Mieux traiter la dépression chez les enfants et les adolescents
Depuis longtemps, les chercheurs recommandent « des essais thérapeutiques indépendants, bien conduits, et approuvés par des pairs », pour tout traitement proposé en psychiatrie, y compris les antidépresseurs prescrits chez les enfants et les adolescents.
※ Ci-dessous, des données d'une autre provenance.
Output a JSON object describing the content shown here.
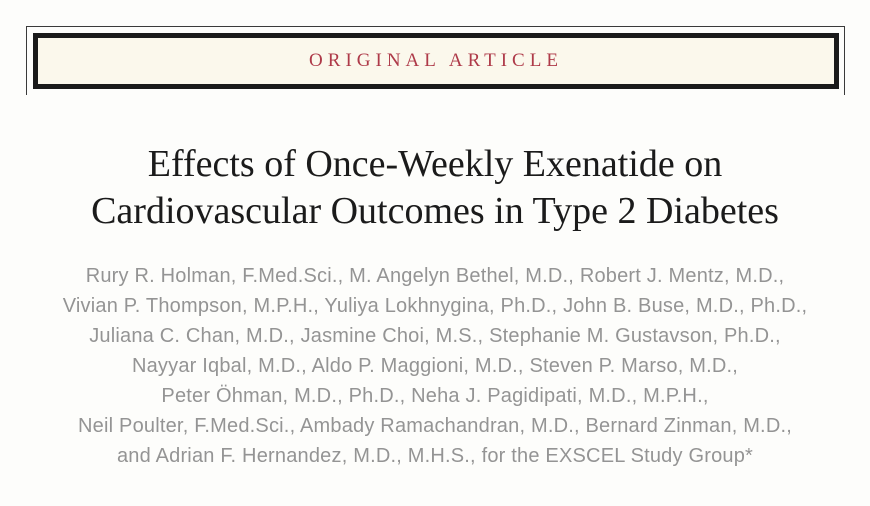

The American Journal of Psychiatry s’associe aux efforts pour apporter « l’information la plus claire possible » afin d’étayer la décision et les modalités du traitement en pédopsychiatrie.[1]
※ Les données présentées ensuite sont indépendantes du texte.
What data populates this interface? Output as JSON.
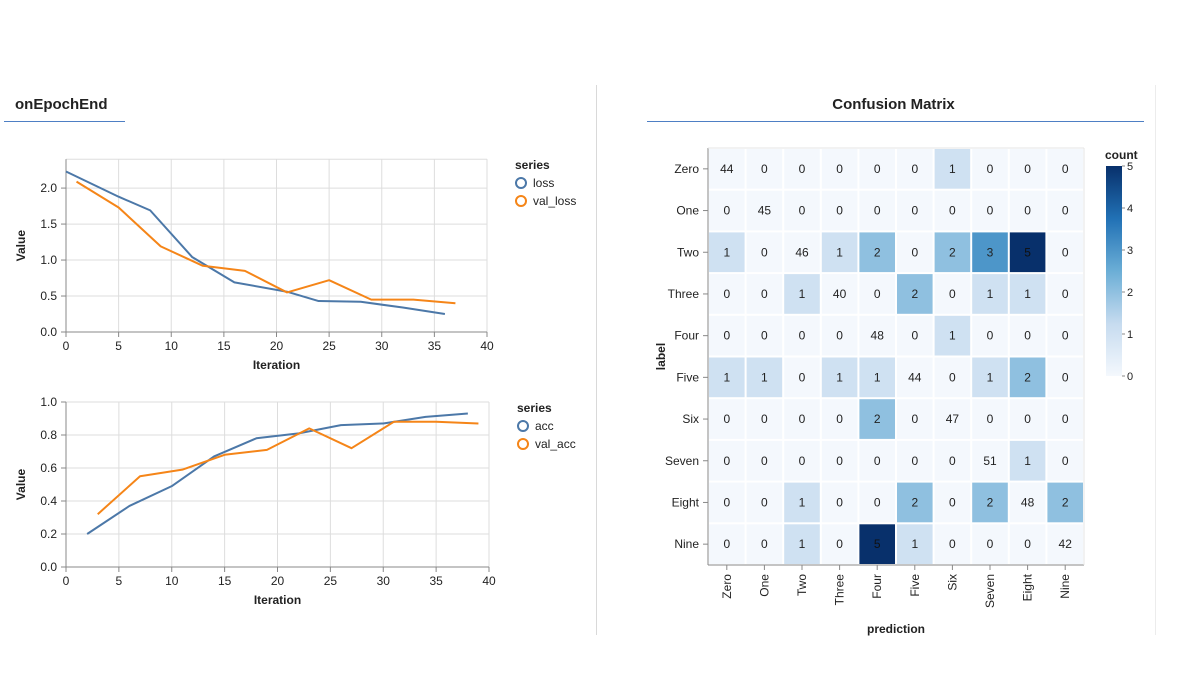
{
  "left_panel": {
    "title": "onEpochEnd"
  },
  "right_panel": {
    "title": "Confusion Matrix"
  },
  "colors": {
    "series1": "#4c78a8",
    "series2": "#f58518",
    "accent": "#4e7fc4",
    "grid": "#dddddd"
  },
  "chart_data": [
    {
      "type": "line",
      "xlabel": "Iteration",
      "ylabel": "Value",
      "xlim": [
        0,
        40
      ],
      "ylim": [
        0,
        2.4
      ],
      "xticks": [
        "0",
        "5",
        "10",
        "15",
        "20",
        "25",
        "30",
        "35",
        "40"
      ],
      "yticks": [
        "0.0",
        "0.5",
        "1.0",
        "1.5",
        "2.0"
      ],
      "legend": {
        "title": "series",
        "position": "right"
      },
      "grid": true,
      "series": [
        {
          "name": "loss",
          "color": "#4c78a8",
          "x": [
            0,
            5,
            8,
            12,
            16,
            21,
            24,
            28,
            32,
            36
          ],
          "y": [
            2.23,
            1.88,
            1.69,
            1.04,
            0.69,
            0.56,
            0.43,
            0.42,
            0.34,
            0.25
          ]
        },
        {
          "name": "val_loss",
          "color": "#f58518",
          "x": [
            1,
            5,
            9,
            13,
            17,
            21,
            25,
            29,
            33,
            37
          ],
          "y": [
            2.09,
            1.73,
            1.19,
            0.92,
            0.85,
            0.55,
            0.72,
            0.45,
            0.45,
            0.4
          ]
        }
      ]
    },
    {
      "type": "line",
      "xlabel": "Iteration",
      "ylabel": "Value",
      "xlim": [
        0,
        40
      ],
      "ylim": [
        0,
        1.0
      ],
      "xticks": [
        "0",
        "5",
        "10",
        "15",
        "20",
        "25",
        "30",
        "35",
        "40"
      ],
      "yticks": [
        "0.0",
        "0.2",
        "0.4",
        "0.6",
        "0.8",
        "1.0"
      ],
      "legend": {
        "title": "series",
        "position": "right"
      },
      "grid": true,
      "series": [
        {
          "name": "acc",
          "color": "#4c78a8",
          "x": [
            2,
            6,
            10,
            14,
            18,
            22,
            26,
            30,
            34,
            38
          ],
          "y": [
            0.2,
            0.37,
            0.49,
            0.67,
            0.78,
            0.81,
            0.86,
            0.87,
            0.91,
            0.93
          ]
        },
        {
          "name": "val_acc",
          "color": "#f58518",
          "x": [
            3,
            7,
            11,
            15,
            19,
            23,
            27,
            31,
            35,
            39
          ],
          "y": [
            0.32,
            0.55,
            0.59,
            0.68,
            0.71,
            0.84,
            0.72,
            0.88,
            0.88,
            0.87
          ]
        }
      ]
    },
    {
      "type": "heatmap",
      "xlabel": "prediction",
      "ylabel": "label",
      "categories_x": [
        "Zero",
        "One",
        "Two",
        "Three",
        "Four",
        "Five",
        "Six",
        "Seven",
        "Eight",
        "Nine"
      ],
      "categories_y": [
        "Zero",
        "One",
        "Two",
        "Three",
        "Four",
        "Five",
        "Six",
        "Seven",
        "Eight",
        "Nine"
      ],
      "values": [
        [
          44,
          0,
          0,
          0,
          0,
          0,
          1,
          0,
          0,
          0
        ],
        [
          0,
          45,
          0,
          0,
          0,
          0,
          0,
          0,
          0,
          0
        ],
        [
          1,
          0,
          46,
          1,
          2,
          0,
          2,
          3,
          5,
          0
        ],
        [
          0,
          0,
          1,
          40,
          0,
          2,
          0,
          1,
          1,
          0
        ],
        [
          0,
          0,
          0,
          0,
          48,
          0,
          1,
          0,
          0,
          0
        ],
        [
          1,
          1,
          0,
          1,
          1,
          44,
          0,
          1,
          2,
          0
        ],
        [
          0,
          0,
          0,
          0,
          2,
          0,
          47,
          0,
          0,
          0
        ],
        [
          0,
          0,
          0,
          0,
          0,
          0,
          0,
          51,
          1,
          0
        ],
        [
          0,
          0,
          1,
          0,
          0,
          2,
          0,
          2,
          48,
          2
        ],
        [
          0,
          0,
          1,
          0,
          5,
          1,
          0,
          0,
          0,
          42
        ]
      ],
      "colorscale": {
        "title": "count",
        "domain": [
          0,
          5
        ],
        "ticks": [
          "0",
          "1",
          "2",
          "3",
          "4",
          "5"
        ],
        "low": "#f4f8fd",
        "high": "#0b3b7a"
      },
      "diagonal_excluded_from_color": true
    }
  ]
}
Saisir les mécanismes du syndrome dysphorique prémenstruel
Une étude publiée en 2017 montre qu’une augmentation des stéroïdes ovariens est « associée au déclenchement d’un syndrome dysphorique prémenstruel. » Ce constat présente une importance clinique en suggérant qu’une intervention médicale sur le niveau de ces stéroïdes autour de l’ovulation « pourrait constituer une piste thérapeutique efficace » chez les femmes souffrant d’un tel syndrome dysphorique prémenstruel.[2]
La règle et l’exception
À la charnière entre le XIXème et le XXème siècle, des praticiens comme Kraepelin[3]espèrent appliquer à la psychiatrie le même modèle si fructueux pour la compréhension des maladies infectieuses, en résumé un germe à l’origine de chaque maladie. Or étrangement, en montrant en 1913 la présence du spirochète dans la paralysie générale, Noguchi[4] paraît accréditer cette thèse du « modèle infectieux » en psychiatrie, puisque le Treponema pallidum, un spirochète, se révèle ainsi impliqué dans une grave maladie neuropsychiatrique (une forme de syphilis tertiaire, fréquente avant l’ère des antibiotiques et rare aujourd’hui). Mais désormais, le déterminisme des maladies mentales est perçu comme poly-factoriel, avec une hypothèse infectieuse réduite à un éventuel facteur environnemental parmi d’autres. Ainsi, ce que Kraepelin présentait comme un « prototype », une règle pour rechercher la cause des maladies psychiatriques (l’identification d’un agent étiologique précis, à l’instar du spirochète de Noguchi dans la paralysie générale) tiendrait plutôt de l’exception !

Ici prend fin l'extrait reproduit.